De Dalai Lama heeft een huis in Zanskar, de Potang, voor als hij op bezoek komt. Het ligt een beetje uit de bebouwde kom, midden in een stenig, open veld, waarvan de bewoners hopen dat het tot bloei gaat komen als het gebied eindelijk het hele jaar rond ontsloten is door de Manali Road (die bijna af is), en de Chaddar Road (die al jarenlang bijna af is). Zijne heiligheid komt binnenkort, en dus wordt er met vereende krachten gewerkt aan het versieren van het huis met kleurige voorhangen en rituele draperingen. Ook worden de benodigde attributen, waaronder de boterlampen die straks weer moeten branden, grondg gereinigd. Voor de overstroming rond de waterpomp moet nog een oplossing worden bedacht, je kunt het volk dat gaat toestromen moeilijk in de modder laten zitten.
Zicht van Marpaling
Werkers aan de weg
Veel van de arbeiders die de wegen in het gebied aanleggen of repareren komen uit andere delen van India, meestal uit Bihar of Jharkhand, soms ook uit Nepal. De omstandigheden waaronder deze jongens (en een enkel meisje) leven zijn niet florissant, toch blijven ze komen. In hun thuislanden is helemaal niets te verdienen en als ze een seizoen lang ploeteren, kunnen ze daarvan hun familie onderhouden – in de winter ligt het werk – alle werk – in deze vallei stil. De arbeiders vertrekken bij het invallen van de winter, voor de passen dichtgsneeuwd zijn.

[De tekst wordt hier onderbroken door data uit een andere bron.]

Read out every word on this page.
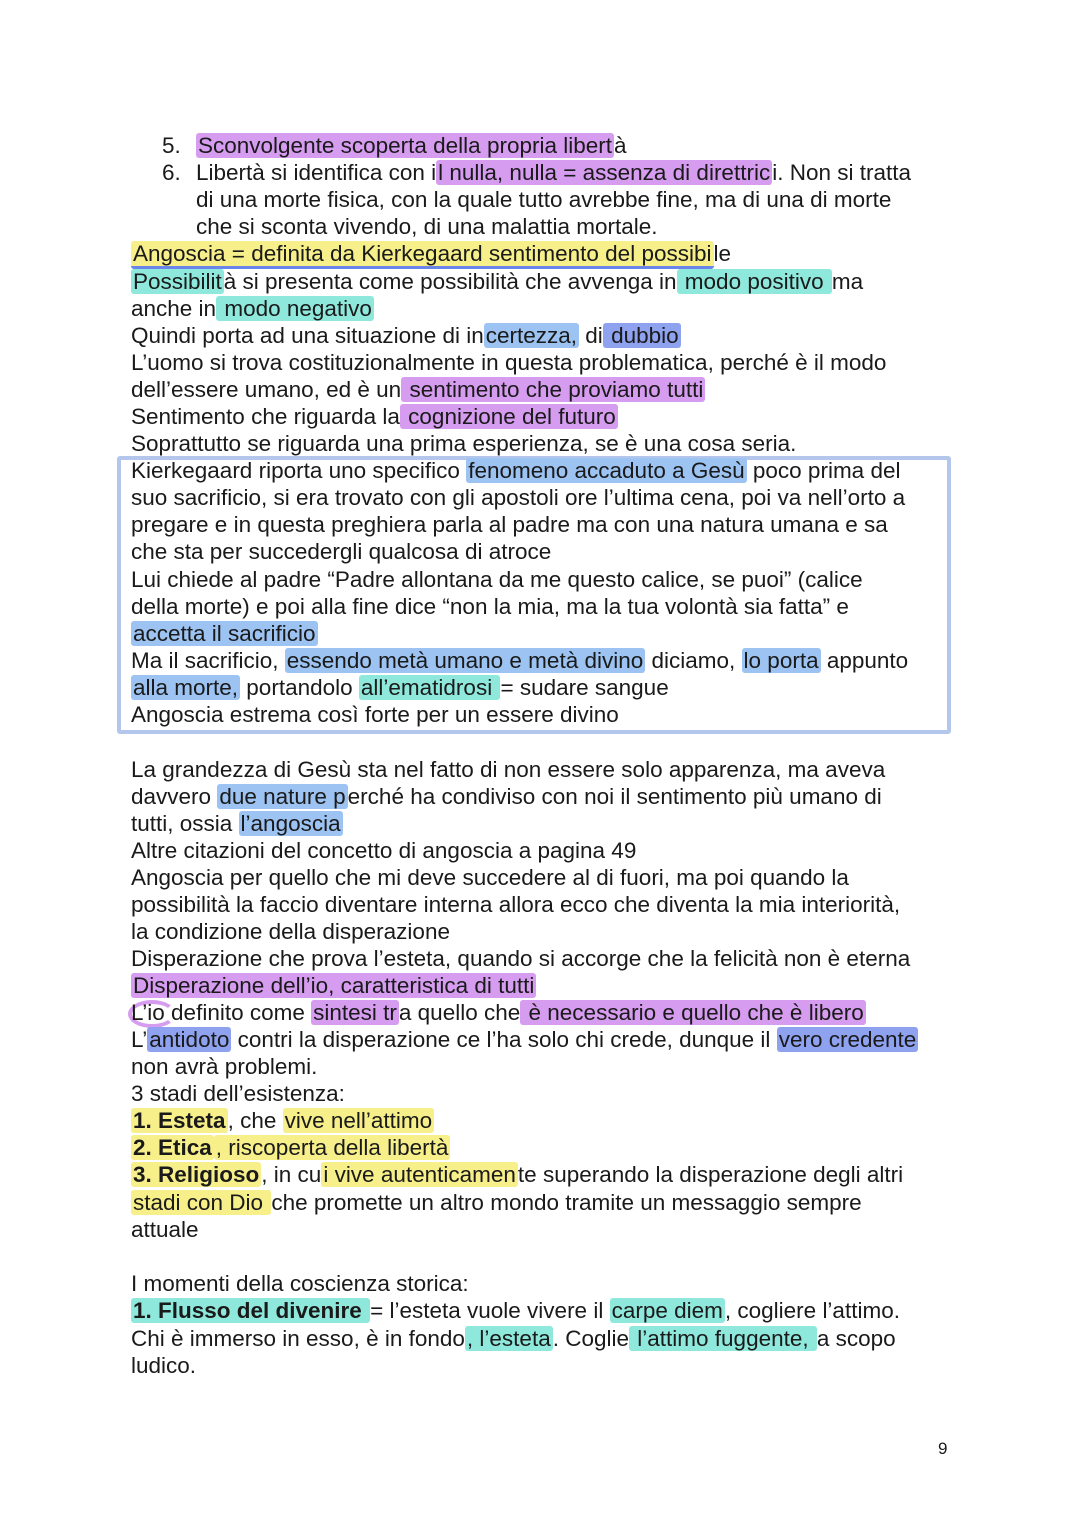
5. Sconvolgente scoperta della propria libertà
6. Libertà si identifica con il nulla, nulla = assenza di direttrici. Non si tratta
di una morte fisica, con la quale tutto avrebbe fine, ma di una di morte
che si sconta vivendo, di una malattia mortale.
Angoscia = definita da Kierkegaard sentimento del possibile
Possibilità si presenta come possibilità che avvenga in modo positivo ma
anche in modo negativo
Quindi porta ad una situazione di incertezza, di dubbio
L’uomo si trova costituzionalmente in questa problematica, perché è il modo
dell’essere umano, ed è un sentimento che proviamo tutti
Sentimento che riguarda la cognizione del futuro
Soprattutto se riguarda una prima esperienza, se è una cosa seria.
Kierkegaard riporta uno specifico fenomeno accaduto a Gesù poco prima del
suo sacrificio, si era trovato con gli apostoli ore l’ultima cena, poi va nell’orto a
pregare e in questa preghiera parla al padre ma con una natura umana e sa
che sta per succedergli qualcosa di atroce
Lui chiede al padre “Padre allontana da me questo calice, se puoi” (calice
della morte) e poi alla fine dice “non la mia, ma la tua volontà sia fatta” e
accetta il sacrificio
Ma il sacrificio, essendo metà umano e metà divino diciamo, lo porta appunto
alla morte, portandolo all’ematidrosi = sudare sangue
Angoscia estrema così forte per un essere divino
La grandezza di Gesù sta nel fatto di non essere solo apparenza, ma aveva
davvero due nature perché ha condiviso con noi il sentimento più umano di
tutti, ossia l’angoscia
Altre citazioni del concetto di angoscia a pagina 49
Angoscia per quello che mi deve succedere al di fuori, ma poi quando la
possibilità la faccio diventare interna allora ecco che diventa la mia interiorità,
la condizione della disperazione
Disperazione che prova l’esteta, quando si accorge che la felicità non è eterna
Disperazione dell’io, caratteristica di tutti
L’io definito come sintesi tra quello che è necessario e quello che è libero
L’antidoto contri la disperazione ce l’ha solo chi crede, dunque il vero credente
non avrà problemi.
3 stadi dell’esistenza:
1. Esteta, che vive nell’attimo
2. Etica , riscoperta della libertà
3. Religioso, in cui vive autenticamente superando la disperazione degli altri
stadi con Dio che promette un altro mondo tramite un messaggio sempre
attuale
I momenti della coscienza storica:
1. Flusso del divenire = l’esteta vuole vivere il carpe diem, cogliere l’attimo.
Chi è immerso in esso, è in fondo, l’esteta. Coglie l’attimo fuggente, a scopo
ludico.
9
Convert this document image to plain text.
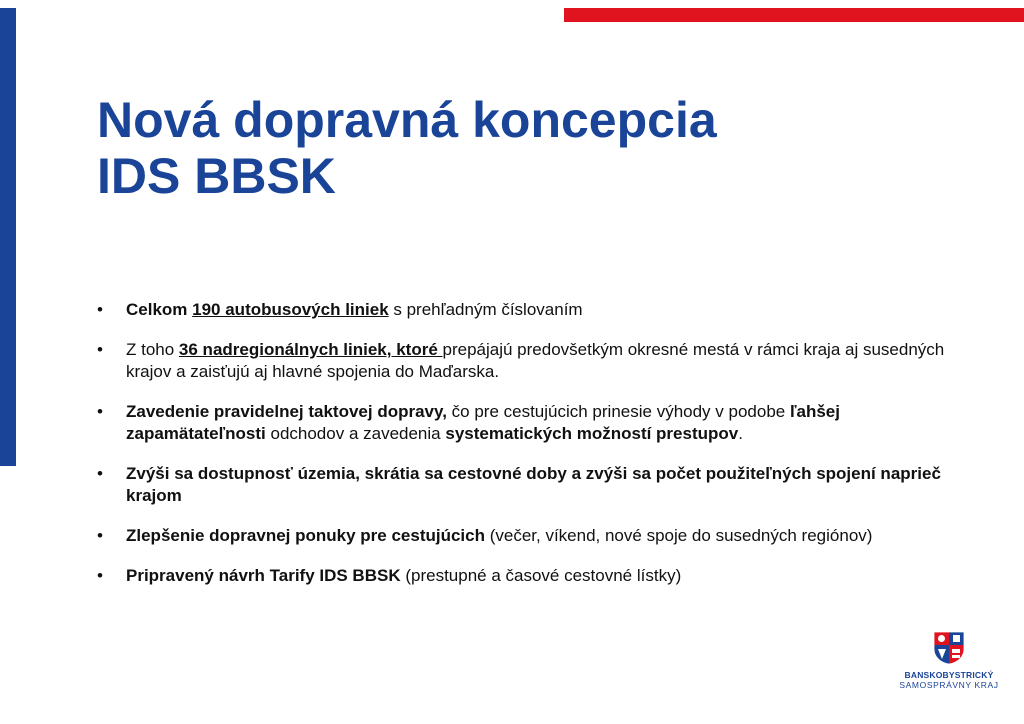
Nová dopravná koncepcia
IDS BBSK
• Celkom 190 autobusových liniek s prehľadným číslovaním
• Z toho 36 nadregionálnych liniek, ktoré prepájajú predovšetkým okresné mestá v rámci kraja aj susedných krajov a zaisťujú aj hlavné spojenia do Maďarska.
• Zavedenie pravidelnej taktovej dopravy, čo pre cestujúcich prinesie výhody v podobe ľahšej zapamätateľnosti odchodov a zavedenia systematických možností prestupov.
• Zvýši sa dostupnosť územia, skrátia sa cestovné doby a zvýši sa počet použiteľných spojení naprieč krajom
• Zlepšenie dopravnej ponuky pre cestujúcich (večer, víkend, nové spoje do susedných regiónov)
• Pripravený návrh Tarify IDS BBSK (prestupné a časové cestovné lístky)
BANSKOBYSTRICKÝ
SAMOSPRÁVNY KRAJ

Deze mannen slapen in een tent op een gortdroog stuk hooggebergtewoestijn aan de rand van sTongde en werken voor een Ladakhi aannemer aan de weg die uiteindelijk onderdeel moet worden van de Chaddar Road, een weg langs de Zanskar Rivier die Zanskar ook in de winter moet gaan ontsluiten. Aan die Chaddarweg wordt al wel 20 jaar gebouwd, als het niet langer is. Afgezien van financieringsproblemen zit er een stuk keiharde rots in de weg. Het gedeelte van de route waar deze jongens aan werken zal wel afkomen en worden onderhouden ook: het is de aanvoerroute voor een legerbasis cum wapendepot die naar verluidt tussen sTongde en Zazar wordt aangelegd.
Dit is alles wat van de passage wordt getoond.